# nLab concrete (infinity,1)-sheaf

Contents

### Context

#### $(\infty,1)$-Topos Theory

(∞,1)-topos theory

## Constructions

structures in a cohesive (∞,1)-topos

# Contents

## Idea

Inside a local (∞,1)-topos $\mathbf{H}$ there are objects that may be thought of as ∞-groupoids equipped with extra structure (“cohesive structure” if $\mathbf{H}$ is even a cohesive (∞,1)-topos). These are the concrete objects in $\mathbf{H}$.

## Definition

Let $\mathbf{H}$ be a local (∞,1)-topos.

$\mathbf{H} \stackrel{\stackrel{\overset{Disc}{\leftarrow}}{\underset{\Gamma}{\to}}}{\underset{Codisc}{\leftarrow}} \infty Grpd \,.$

Since $Codisc$ is by definition a full and faithful (∞,1)-functor this means that

$\infty Grpd \stackrel{\overset{\Gamma}{\leftarrow}}{\underset{Codisc}{\hookrightarrow}} \mathbf{H}$

is a geometric embedding. By the discussion at reflective sub-(∞,1)-category this means that $\Gamma$ is the localization of an (∞,1)-category at a class $S \in Mor \mathbf{H}$ of morphisms.
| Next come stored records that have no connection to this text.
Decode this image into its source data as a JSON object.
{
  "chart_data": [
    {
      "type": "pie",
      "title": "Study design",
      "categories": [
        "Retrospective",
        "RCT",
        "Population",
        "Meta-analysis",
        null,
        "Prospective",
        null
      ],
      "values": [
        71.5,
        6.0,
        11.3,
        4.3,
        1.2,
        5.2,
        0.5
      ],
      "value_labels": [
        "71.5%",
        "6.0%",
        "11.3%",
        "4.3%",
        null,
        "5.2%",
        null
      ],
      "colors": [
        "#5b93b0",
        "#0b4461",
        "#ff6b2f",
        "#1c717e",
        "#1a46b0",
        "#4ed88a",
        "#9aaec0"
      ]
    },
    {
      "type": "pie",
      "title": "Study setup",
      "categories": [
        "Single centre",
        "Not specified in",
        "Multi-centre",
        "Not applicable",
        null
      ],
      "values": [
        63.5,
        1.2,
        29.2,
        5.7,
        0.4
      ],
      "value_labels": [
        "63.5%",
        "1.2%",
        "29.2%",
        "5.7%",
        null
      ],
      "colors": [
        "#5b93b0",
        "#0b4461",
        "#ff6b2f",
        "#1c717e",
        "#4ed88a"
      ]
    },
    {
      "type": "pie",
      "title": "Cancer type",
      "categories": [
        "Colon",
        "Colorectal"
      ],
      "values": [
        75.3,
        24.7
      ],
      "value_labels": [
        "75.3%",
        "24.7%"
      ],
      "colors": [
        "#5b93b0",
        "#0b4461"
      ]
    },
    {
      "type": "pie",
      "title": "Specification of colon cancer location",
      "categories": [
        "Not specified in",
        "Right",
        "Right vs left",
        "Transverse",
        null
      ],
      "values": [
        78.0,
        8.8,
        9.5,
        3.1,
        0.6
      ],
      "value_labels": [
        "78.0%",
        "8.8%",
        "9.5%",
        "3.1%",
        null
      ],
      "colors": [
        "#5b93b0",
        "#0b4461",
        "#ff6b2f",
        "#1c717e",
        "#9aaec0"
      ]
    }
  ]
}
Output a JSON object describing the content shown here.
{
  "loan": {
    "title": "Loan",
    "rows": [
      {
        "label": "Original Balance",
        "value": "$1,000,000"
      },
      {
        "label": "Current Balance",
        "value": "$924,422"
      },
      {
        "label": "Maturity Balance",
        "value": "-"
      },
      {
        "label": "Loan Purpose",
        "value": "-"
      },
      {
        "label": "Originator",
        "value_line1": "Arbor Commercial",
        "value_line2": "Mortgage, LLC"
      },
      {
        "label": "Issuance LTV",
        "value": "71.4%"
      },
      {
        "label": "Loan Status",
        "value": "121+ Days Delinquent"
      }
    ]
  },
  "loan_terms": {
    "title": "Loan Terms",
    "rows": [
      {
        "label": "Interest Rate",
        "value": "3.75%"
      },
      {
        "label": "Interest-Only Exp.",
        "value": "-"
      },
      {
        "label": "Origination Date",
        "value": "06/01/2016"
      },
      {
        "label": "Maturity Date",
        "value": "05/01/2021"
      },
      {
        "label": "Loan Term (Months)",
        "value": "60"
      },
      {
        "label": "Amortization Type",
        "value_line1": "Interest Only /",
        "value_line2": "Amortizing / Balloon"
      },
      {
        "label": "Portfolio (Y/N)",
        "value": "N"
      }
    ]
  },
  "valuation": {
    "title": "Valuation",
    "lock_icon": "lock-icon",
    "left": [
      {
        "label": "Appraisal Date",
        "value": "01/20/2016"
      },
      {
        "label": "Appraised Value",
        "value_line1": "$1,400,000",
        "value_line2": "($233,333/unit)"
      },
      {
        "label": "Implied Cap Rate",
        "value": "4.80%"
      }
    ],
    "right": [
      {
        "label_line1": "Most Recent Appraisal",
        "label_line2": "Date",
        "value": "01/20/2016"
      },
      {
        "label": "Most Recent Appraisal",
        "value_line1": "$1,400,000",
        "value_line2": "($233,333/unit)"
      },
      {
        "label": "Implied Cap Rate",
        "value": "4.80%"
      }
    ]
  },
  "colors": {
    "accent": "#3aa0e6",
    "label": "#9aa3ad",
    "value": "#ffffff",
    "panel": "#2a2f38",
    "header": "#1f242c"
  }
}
It factors therefore canonically through the (∞,1)-quasitopos of $S$-separated $(\infty,1)$-sheaves

$\infty Grpd \stackrel{\overset{\Gamma}{\leftarrow}}{\hookrightarrow} Conc(\mathbf{H}) \stackrel{\overset{concretize}{\leftarrow}}{\hookrightarrow} \mathbf{H} \,.$

We call $Conc(\mathbf{H})$ the (∞,1)-quasitopos of concrete objects of the local $(\infty,1)$-topos $\mathbf{H}$.

###### Definition

We say an object $X$ is $n$-concrete if the canonical morphism $X \to coDisc \Gamma X$ is (n-1)-truncated.

If a 0-truncated object $X$ is $0$-concrete, we call it just concrete.

###### Proposition

For $C$ an ∞-cohesive site, a 0-truncated object in the (∞,1)-topos over $C$ is concrete precisely if it is a concrete sheaf in the traditional sense.

###### Definition

For $X \in \mathbf{H}$ and $n \in \mathbb{N}$, the $(n+1)$-concretification of $X$ is the morphism

$X \to conc_{n+1} X$

that is the left factor in the decomposition with respect to the n-connected/n-truncated factorization system of the $(\Gamma \dashv coDisc)$-unit

$\array{ && conc_{n+1} X \\ & \nearrow && \searrow \\ X &&\to&& coDisc \Gamma X } \,.$
###### Remark

By that very n-connected/n-truncated factorization system we have that $conc_{n+1} X$ is an ${n+1}$-concrete object.

## Examples

• concrete sheaf

• concrete $(\infty,1)$-sheaf

This entry goes back to some observations by David Carchedi.